Es decir, los tres casos, aun con sus evidentes diferencias, conservan la común matriz de la elección, deliberada o no, de la escuela, para descargar pulsiones de extrema violencia, justamente en un ámbito que está creado exactamente para lo contrario: para construir no para destruir, para incorporar humanidad y raciocinio, para apuntalar aquellos valores personales y sociales que nos permiten convivir -vivir con- en sociedad.

Es precisamente la escuela, a veces, la última trinchera en que se libra una desigual batalla: es el último ámbito de inclusión y si éste “falla” de alguna manera, tenemos un excluido, con su cóctel de frustración, resentimiento y violencia -estar fuera del sistema también es una forma de violencia-, que puede actuar como combustible peligroso ante cualquier disparador.

Pero es muy fácil y también muy injusto responsabilizar a la escuela por su “fracaso” y su perversa y violenta consecuencia directa.
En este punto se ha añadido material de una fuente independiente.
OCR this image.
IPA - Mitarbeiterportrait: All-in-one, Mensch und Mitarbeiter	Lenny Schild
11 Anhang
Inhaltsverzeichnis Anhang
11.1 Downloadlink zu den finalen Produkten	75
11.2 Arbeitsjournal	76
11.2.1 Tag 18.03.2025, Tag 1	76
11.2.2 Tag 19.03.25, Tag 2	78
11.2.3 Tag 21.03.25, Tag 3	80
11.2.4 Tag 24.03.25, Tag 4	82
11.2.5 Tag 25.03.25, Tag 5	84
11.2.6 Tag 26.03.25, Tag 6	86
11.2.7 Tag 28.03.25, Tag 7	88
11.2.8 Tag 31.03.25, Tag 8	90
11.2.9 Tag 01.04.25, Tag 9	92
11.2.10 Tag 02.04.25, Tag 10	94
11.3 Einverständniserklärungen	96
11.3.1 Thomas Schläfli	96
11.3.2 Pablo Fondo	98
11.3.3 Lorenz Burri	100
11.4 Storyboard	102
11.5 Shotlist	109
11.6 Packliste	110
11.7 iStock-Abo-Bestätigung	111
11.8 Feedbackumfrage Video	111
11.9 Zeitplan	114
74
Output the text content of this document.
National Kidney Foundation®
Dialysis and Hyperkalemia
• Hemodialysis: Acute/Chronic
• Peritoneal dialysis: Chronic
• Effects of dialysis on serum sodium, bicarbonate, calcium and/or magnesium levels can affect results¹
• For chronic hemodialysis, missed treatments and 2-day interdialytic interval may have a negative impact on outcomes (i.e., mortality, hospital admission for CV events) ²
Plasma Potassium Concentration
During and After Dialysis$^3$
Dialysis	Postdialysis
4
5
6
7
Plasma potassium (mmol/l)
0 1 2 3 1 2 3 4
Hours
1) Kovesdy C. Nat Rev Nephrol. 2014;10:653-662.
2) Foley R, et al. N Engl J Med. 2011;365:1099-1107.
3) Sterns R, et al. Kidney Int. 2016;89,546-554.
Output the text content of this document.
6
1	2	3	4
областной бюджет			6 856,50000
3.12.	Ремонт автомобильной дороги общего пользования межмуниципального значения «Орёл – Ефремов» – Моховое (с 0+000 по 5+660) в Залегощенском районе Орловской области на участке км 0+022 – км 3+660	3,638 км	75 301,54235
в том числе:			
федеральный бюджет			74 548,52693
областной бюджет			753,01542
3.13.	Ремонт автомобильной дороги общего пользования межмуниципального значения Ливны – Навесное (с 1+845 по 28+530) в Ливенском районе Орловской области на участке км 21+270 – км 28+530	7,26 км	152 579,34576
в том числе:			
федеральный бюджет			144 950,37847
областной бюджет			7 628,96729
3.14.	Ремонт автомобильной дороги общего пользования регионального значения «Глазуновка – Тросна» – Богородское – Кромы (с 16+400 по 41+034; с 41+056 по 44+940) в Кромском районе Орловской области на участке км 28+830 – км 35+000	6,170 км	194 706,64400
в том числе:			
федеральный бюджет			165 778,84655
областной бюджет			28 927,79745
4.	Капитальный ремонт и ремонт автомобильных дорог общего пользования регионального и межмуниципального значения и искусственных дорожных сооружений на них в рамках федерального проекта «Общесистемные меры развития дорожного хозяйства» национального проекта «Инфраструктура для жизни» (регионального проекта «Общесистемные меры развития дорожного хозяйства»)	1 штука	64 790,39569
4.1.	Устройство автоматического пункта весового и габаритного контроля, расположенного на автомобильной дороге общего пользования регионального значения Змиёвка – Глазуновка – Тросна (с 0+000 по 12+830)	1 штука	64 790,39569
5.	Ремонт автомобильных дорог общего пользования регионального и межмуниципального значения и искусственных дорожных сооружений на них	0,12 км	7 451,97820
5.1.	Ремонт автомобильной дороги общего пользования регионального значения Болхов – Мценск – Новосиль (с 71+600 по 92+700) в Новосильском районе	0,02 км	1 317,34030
En una sociedad casi militarizada, armada hasta los dientes, con mensajes cotidianos violentos, es probable que situaciones de esta naturaleza se reproduzcan. Las sociedades, después del estupor inicial, tenemos que insistir hasta el cansancio con el mensaje de amor, contención, humanidad y conocimiento que una escuela por definición tiene. Y para ello hay que vestir la escuela, cuidarla, protegerla. Las escuelas son nuestros hijos, las escuelas somos nosotros.